A letter sent by Cantu to County Judge L. Arnoldo Saenz says, "along with manmade ditches, the major drainage ways such as Lattas Creek, San Diego Creek and Zenon Creek…within the limits of the county are also in great need of maintenance."
Cantu said during the meeting it is unclear who is responsible for what.
Commissioner Javier Garcia said the court had been in discussions with the city on this issue as far back as 10 years ago. He said three years ago, after speaking with state officials on the issue, they agreed to make the drainage larger.

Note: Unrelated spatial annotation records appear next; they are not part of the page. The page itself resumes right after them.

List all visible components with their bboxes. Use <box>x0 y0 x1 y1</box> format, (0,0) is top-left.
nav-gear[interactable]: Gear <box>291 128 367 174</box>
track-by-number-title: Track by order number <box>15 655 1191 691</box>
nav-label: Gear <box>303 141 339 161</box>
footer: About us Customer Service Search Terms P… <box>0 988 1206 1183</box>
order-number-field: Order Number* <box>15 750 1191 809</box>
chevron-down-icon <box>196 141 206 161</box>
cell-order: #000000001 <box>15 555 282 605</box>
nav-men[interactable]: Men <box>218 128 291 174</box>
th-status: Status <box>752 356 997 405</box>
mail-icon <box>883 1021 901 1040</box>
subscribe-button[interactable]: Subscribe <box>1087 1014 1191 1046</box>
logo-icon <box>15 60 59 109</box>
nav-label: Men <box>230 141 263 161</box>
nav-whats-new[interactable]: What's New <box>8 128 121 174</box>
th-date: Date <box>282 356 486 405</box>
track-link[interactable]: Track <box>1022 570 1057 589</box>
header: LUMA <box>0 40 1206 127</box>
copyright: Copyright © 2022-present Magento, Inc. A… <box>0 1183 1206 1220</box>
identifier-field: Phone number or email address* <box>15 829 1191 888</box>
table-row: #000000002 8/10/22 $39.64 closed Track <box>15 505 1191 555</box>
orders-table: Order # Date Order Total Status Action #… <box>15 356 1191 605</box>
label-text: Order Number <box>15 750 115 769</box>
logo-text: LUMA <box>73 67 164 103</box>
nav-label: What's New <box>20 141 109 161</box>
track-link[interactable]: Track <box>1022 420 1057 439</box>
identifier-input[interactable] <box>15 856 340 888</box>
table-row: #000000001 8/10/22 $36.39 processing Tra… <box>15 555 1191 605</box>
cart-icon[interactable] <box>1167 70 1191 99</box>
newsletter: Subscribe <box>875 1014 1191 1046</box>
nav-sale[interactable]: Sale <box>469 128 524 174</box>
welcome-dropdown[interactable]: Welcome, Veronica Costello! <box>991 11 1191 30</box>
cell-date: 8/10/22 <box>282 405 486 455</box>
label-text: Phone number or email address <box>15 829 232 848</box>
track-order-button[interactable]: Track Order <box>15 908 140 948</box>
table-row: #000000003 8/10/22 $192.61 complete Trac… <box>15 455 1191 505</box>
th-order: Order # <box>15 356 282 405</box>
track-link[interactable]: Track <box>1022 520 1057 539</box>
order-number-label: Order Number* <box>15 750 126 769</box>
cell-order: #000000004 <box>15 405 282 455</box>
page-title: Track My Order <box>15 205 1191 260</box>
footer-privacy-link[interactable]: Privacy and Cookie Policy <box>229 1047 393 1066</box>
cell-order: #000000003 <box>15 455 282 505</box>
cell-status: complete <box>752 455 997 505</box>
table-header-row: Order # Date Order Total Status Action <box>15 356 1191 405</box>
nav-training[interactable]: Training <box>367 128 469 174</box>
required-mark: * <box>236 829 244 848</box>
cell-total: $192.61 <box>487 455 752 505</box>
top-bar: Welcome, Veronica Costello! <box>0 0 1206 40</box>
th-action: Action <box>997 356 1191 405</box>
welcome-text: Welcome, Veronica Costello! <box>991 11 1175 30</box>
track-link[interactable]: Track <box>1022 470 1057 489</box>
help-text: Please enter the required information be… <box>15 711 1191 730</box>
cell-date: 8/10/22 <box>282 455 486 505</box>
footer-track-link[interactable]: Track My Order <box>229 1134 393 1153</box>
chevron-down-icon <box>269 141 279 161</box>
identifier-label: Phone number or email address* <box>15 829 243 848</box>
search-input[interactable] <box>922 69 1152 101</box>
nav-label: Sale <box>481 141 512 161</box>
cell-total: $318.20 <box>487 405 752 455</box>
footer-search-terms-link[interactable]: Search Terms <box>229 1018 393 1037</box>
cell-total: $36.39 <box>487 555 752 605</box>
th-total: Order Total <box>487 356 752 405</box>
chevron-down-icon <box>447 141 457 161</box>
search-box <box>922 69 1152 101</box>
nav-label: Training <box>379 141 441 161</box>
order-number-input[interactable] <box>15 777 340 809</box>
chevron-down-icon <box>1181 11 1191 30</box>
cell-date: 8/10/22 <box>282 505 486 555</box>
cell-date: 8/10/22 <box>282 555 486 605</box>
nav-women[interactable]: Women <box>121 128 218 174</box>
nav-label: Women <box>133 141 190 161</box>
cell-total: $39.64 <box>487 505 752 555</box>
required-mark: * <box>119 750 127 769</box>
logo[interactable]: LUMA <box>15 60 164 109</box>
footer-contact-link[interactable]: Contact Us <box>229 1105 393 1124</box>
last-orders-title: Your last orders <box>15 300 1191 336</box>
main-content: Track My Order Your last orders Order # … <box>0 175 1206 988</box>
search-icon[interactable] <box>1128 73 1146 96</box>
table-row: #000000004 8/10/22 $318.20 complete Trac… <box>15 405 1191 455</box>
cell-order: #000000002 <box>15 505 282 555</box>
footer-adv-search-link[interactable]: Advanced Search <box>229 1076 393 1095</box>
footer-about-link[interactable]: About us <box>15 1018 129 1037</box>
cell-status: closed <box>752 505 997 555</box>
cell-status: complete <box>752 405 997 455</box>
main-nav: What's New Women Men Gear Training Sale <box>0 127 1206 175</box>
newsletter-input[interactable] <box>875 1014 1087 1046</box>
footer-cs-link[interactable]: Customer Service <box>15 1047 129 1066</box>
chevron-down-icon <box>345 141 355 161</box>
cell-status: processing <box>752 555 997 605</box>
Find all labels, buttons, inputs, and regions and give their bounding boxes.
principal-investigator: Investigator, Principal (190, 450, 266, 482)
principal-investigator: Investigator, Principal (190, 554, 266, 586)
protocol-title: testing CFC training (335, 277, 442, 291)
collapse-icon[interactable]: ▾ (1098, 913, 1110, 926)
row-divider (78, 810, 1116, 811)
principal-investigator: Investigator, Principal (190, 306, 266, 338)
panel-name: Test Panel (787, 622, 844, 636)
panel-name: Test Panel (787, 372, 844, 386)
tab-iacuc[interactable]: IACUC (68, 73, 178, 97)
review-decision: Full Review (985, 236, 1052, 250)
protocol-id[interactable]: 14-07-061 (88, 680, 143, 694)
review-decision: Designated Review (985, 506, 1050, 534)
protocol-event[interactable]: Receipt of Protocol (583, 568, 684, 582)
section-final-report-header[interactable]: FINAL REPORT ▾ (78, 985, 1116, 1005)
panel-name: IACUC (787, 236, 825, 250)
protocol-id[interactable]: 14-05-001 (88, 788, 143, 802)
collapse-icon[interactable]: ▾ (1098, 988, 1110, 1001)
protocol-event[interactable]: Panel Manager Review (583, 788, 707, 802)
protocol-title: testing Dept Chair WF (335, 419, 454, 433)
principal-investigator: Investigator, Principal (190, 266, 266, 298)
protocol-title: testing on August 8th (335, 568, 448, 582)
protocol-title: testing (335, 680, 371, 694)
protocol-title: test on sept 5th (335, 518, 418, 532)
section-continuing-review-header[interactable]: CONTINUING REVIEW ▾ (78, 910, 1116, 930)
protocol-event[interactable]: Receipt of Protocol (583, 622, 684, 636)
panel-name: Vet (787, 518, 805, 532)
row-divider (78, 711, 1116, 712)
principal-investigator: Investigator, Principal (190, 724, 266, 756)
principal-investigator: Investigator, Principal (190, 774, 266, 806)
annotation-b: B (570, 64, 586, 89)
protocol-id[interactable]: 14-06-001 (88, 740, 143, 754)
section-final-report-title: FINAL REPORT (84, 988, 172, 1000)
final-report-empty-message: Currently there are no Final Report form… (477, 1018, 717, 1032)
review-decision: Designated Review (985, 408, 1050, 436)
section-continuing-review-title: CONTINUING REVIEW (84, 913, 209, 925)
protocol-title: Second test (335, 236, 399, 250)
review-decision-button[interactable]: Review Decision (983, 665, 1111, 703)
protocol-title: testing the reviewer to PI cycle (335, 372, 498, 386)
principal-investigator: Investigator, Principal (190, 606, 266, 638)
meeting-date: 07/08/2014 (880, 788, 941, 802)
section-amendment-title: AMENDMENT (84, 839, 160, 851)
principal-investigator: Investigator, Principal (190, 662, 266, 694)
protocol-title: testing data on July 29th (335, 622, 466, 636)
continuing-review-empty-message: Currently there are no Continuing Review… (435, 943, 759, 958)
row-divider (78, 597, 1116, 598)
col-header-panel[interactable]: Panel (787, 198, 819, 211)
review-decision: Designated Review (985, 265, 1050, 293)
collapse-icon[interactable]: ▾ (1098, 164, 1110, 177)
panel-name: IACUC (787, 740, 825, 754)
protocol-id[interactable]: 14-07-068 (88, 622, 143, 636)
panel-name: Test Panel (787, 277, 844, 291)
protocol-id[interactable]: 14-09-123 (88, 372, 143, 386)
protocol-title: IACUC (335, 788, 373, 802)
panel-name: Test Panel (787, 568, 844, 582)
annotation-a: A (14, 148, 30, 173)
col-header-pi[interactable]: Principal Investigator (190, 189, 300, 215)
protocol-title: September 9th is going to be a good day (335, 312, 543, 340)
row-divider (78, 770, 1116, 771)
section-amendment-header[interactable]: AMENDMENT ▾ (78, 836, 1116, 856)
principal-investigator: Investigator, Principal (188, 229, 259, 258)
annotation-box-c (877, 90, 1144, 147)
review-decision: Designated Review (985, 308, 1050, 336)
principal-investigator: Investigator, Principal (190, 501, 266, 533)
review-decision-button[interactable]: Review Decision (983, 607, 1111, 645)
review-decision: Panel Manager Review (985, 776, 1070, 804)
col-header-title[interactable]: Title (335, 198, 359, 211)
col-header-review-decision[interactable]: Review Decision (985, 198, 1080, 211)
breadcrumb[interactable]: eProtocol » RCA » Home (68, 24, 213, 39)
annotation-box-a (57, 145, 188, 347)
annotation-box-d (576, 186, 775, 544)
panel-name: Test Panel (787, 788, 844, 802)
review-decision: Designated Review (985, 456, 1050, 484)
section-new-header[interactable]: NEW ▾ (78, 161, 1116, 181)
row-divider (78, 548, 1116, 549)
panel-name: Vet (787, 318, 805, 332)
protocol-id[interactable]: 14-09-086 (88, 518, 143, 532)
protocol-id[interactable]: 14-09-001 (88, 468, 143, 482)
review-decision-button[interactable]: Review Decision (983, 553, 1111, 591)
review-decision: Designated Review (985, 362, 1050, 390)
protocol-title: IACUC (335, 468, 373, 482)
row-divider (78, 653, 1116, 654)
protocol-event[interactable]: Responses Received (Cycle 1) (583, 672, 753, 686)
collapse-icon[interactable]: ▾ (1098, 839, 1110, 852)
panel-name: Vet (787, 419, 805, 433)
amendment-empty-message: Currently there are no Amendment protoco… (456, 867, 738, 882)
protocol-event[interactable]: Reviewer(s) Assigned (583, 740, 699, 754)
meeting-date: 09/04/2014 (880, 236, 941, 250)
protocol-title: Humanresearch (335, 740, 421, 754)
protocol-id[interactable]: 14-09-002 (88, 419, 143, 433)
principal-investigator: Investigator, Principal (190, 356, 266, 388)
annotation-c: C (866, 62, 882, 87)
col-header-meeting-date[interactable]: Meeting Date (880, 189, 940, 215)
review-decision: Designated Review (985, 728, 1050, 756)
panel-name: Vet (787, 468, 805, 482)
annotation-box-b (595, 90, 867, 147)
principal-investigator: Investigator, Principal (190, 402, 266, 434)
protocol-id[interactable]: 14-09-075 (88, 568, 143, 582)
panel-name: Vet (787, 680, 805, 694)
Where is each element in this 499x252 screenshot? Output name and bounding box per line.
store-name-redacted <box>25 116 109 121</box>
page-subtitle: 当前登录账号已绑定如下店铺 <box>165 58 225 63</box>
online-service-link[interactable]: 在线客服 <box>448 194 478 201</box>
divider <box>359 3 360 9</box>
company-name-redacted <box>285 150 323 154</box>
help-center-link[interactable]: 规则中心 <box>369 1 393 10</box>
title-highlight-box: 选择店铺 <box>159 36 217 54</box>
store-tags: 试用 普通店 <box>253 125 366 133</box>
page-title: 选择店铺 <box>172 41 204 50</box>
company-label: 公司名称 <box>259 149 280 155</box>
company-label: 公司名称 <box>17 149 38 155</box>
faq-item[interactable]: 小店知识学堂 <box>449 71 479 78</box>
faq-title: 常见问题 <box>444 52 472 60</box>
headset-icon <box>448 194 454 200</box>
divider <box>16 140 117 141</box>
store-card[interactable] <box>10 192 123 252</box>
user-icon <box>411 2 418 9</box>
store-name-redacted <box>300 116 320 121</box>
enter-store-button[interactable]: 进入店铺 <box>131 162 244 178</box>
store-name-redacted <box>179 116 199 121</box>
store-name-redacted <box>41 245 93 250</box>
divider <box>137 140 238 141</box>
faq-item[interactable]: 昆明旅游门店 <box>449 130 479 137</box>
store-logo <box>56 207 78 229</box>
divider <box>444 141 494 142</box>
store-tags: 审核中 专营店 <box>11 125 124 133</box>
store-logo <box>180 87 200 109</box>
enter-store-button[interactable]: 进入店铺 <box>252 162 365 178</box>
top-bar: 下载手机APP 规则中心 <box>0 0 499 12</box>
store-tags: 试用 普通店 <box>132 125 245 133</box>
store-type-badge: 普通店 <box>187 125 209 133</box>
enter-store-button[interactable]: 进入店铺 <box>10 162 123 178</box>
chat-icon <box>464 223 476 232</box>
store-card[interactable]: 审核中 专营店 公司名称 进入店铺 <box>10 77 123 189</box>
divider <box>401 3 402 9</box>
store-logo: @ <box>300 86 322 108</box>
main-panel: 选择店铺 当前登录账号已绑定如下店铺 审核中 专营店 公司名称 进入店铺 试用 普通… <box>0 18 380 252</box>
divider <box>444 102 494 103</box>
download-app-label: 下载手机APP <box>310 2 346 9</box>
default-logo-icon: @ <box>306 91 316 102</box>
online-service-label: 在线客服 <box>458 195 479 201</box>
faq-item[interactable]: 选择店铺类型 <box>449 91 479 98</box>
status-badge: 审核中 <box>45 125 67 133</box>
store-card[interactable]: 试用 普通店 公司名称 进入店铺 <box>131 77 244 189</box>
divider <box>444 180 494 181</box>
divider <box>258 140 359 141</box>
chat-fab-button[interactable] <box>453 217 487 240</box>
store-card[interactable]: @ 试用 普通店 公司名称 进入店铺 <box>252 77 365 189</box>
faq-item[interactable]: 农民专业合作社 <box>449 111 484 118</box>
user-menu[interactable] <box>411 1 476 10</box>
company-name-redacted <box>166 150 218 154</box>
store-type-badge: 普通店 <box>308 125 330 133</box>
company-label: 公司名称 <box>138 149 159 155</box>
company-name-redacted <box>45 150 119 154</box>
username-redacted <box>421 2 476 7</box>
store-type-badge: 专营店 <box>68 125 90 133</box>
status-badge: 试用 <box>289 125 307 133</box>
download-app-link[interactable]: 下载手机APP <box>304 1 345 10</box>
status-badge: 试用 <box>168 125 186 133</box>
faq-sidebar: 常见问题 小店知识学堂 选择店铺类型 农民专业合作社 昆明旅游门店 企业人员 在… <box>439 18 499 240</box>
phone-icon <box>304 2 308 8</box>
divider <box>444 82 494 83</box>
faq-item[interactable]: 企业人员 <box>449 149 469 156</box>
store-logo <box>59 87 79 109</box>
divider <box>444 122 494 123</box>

Commissioner Wally Alanis said there were several occasions when the county was ready to clear out those ditches and get the areas cleaned up, but the city failed to show up.
"They don't say no, but they don't do anything," Alanis said. "We're willing to help, but we need some in return."
Cantu said the city is ready to cooperate and work together on a solution. Sanchez suggested that Cantu meet with the commissioners out at the drainage sites to see exactly what needs to be done in those areas.
The court tabled the item, to allow the commissioners a chance to meet with Cantu.
Commissioners decided on seal coat bids Friday, selecting Ronald R. Wagner and Company, after reviewing the bids and on the advice of the county surveyor Bob Owen. Wagner's bid totaled $201,264, which included 36,000 square yards of double seal coating and 80,000 square yards of single seal coating. The project will cover parts of several county roads around JWC. The other bidder, Carroll Weaver, bid $16,000 higher than Wagner.
As part of the agreement, the county will push for the work to be completed by Oct. 1, Saenz said.
And, the judge also stated his desire to see seal coating done at the JWC Fairgrounds.